Due to the expansion and diversification plans of the company, the increase in short term debt has increased. The management policy of LCL stands different from all others; they depend more on short term debt rather than long term. The company has managed to decrease its D/E ratio from 0.07 in FY10 to 0.01 in FY13 which also has a trickledown effect on company’s profits; EPS also grew by 43.25%. Operational Efficiency

Company, being in its expansion and diversification phase, has managed to increase its assets by 23.5% in FY13. However, the asset turnover has fluctuated over last 2 years (FY11 and FY12) and the highest was experiences in FY12 which was 0.82. The company has also showed in efficiency in working cycle management with inventory turnover increasing by 18% in FY11. Market Value

The increasing profitability over the last years is shown in through the EPS of the company which was Rs. 20.97 in FY12 and this increased to 30.04 in FY13. The reason for this are not only the exogenous factors, but also the company’s expansion, diversification and debt management. The reduction in long term debt has contributed to the increase in profitability.
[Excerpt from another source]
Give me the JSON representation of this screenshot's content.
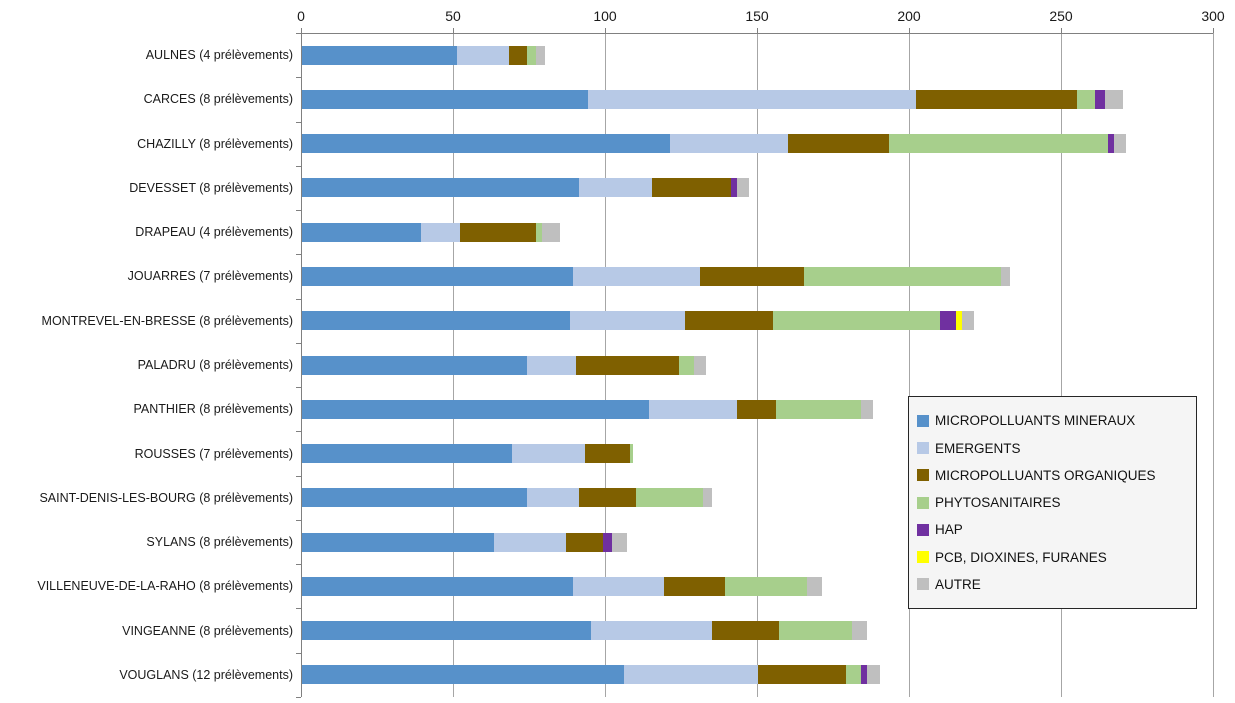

The P/E ratio also increased to 6.98 in FY13 which was an effect of increase in average market price of the company’s share which stands at Rs. 210 in FY13. Future Prospects

The consumption of cement is likely to increase in the country after the Government’s allocation of funds to Public Sectors. With the anticipated increased in energy costs and weakening Pak Rupee against US dollars bring a lot of challenges. To overcome the challenge of energy costs, the company plans upon installing a Waste Heat Recovery plant in Pezu and Karachi with each plant producing 5 MW of power. This development will give company’s earning a further boost and will increase profitability which can be passed on to the shareholders.